Both women are planning to deliver at the Cathloic hospital in town. I haven't had a birth there in nearly a year and that birth happened precipitously, five minutes after I arrived. It was my first time in the newly built birth center. What I'm trying to say is that I'm completely unfamiliar with the facility.

This isn't a big deal, really. I just like knowing where everything is -- bathrooms, "nourishment" rooms, places to catch a nap -- at the U Hospital. It can save a little time and keep me from getting in the nurses' way with my questions and wanderings.

I believe I have finally learned why shoulder dystocia is such a big deal. I thought it might have something to do with impaired gas exchange. But that never made sense. If the baby's head has been delivered, shouldn't it be able to start breathing? I've heard babies cry one their head is out but their body is still in. Though if the body is still in the birth canal it's probably too squeezed for the lungs to expand much.

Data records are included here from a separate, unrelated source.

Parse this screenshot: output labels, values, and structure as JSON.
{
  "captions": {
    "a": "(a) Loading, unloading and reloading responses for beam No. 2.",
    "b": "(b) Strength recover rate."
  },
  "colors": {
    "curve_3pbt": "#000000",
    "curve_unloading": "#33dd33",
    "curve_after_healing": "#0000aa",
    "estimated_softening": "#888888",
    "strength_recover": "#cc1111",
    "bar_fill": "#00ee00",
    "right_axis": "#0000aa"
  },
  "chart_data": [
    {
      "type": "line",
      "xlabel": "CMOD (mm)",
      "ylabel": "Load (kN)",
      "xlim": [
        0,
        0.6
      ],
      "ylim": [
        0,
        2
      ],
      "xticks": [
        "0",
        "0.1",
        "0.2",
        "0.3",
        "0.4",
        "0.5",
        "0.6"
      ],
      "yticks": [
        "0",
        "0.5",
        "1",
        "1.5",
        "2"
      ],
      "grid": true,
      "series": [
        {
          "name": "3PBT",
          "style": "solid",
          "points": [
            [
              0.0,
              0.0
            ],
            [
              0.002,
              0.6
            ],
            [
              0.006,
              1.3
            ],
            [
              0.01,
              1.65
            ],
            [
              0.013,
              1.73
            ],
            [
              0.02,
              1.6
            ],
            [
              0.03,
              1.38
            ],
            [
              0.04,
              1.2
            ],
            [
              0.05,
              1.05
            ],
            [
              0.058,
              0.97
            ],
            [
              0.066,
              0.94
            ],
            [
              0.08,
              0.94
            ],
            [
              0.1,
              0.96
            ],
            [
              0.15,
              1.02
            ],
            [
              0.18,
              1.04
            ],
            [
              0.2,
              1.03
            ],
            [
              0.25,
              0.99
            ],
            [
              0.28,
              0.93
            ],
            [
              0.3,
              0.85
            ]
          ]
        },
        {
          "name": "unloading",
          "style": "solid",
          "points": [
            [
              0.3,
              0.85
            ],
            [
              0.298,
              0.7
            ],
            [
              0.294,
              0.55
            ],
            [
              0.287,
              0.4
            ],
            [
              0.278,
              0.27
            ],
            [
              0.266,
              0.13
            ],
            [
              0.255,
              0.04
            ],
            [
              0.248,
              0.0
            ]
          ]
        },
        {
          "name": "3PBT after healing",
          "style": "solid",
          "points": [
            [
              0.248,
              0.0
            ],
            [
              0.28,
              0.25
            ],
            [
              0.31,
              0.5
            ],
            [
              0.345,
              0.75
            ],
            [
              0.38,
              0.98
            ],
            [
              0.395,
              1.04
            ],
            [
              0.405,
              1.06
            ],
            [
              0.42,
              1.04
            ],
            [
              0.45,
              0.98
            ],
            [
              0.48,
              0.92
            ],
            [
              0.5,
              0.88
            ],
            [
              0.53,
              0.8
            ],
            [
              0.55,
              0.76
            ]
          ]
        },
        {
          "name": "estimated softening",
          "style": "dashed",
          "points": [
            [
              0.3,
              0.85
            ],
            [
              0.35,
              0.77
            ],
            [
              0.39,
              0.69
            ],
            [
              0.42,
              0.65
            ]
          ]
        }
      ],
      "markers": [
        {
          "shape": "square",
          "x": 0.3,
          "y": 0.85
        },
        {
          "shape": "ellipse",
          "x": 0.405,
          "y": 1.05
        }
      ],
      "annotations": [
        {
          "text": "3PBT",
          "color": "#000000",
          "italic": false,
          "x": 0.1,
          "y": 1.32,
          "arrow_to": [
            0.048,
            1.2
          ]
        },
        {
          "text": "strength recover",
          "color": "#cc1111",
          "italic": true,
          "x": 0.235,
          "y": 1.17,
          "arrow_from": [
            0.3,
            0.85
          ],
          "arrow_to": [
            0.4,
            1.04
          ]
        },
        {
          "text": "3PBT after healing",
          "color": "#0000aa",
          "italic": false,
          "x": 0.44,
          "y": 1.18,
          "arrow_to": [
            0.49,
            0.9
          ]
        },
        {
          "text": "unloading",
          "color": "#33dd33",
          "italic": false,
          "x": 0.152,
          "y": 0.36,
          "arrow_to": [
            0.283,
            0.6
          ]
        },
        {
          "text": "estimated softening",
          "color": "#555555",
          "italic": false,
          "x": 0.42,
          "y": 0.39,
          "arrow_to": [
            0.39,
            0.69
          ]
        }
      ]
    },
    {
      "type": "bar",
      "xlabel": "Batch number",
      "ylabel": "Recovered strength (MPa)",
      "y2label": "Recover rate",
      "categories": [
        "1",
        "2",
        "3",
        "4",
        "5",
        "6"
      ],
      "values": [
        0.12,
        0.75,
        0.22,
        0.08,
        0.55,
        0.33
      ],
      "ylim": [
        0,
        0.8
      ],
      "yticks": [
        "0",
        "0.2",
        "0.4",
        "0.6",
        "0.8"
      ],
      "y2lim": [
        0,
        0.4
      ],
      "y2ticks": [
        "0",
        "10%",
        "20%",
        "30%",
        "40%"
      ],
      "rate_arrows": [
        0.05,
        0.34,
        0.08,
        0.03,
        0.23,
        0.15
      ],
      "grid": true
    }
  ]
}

That still leaves the umbillical cord. Can't gas exchange continue to occur through the cord for some time after the head is out? Or does the conversion from placental gas exchange to lung has exchange occur instantaneously upon the baby's drawin the first breath? If not, then there seems to be little different between a head that's crowning slowly and gently, minute after minute, and a head that's come all the way out. My attempts to find illustrations of dystocia(such as here and here) don't show the cord in a compromised position.

I asked a local midwife who said it's pressure in the circulatory system that is of such a concern. Blood can't return from the baby's head because the pressure is too great. This midwifery site summarizes the situation better than I can.

So it's a circulatory system issue, not a respiratory system one.

I have also learned the correct way to spell cemetery, thanks to my spouse. Apologies for those who were offended by my persistent misspelling of it two posts ago. Spelling is not my forte. Indeed, I had to look up "persistent" and "misspell" just to write this paragraph. But I like to work on it, so please point out other errors if you catch them.


Blogger Dynamic Doula said...

Doulicia, I have an incredible photo of a shoulder dystocia that I have been released to share as I wish- email me if you'd like to see it. This woman gave birth 3/04 and is due with her second baby 12/05- my first repeat client!

Have you seen

Blessings to you!

5:34 PM  
Anonymous Stella said...

Thank you Doulicia for the info on shoulder dystocia, it was really helpful.

11:57 AM  
Blogger doulicia said...

I haven't seen but will check it out.

Stella, you're welcome! Let me know if you learn anything in addition to this.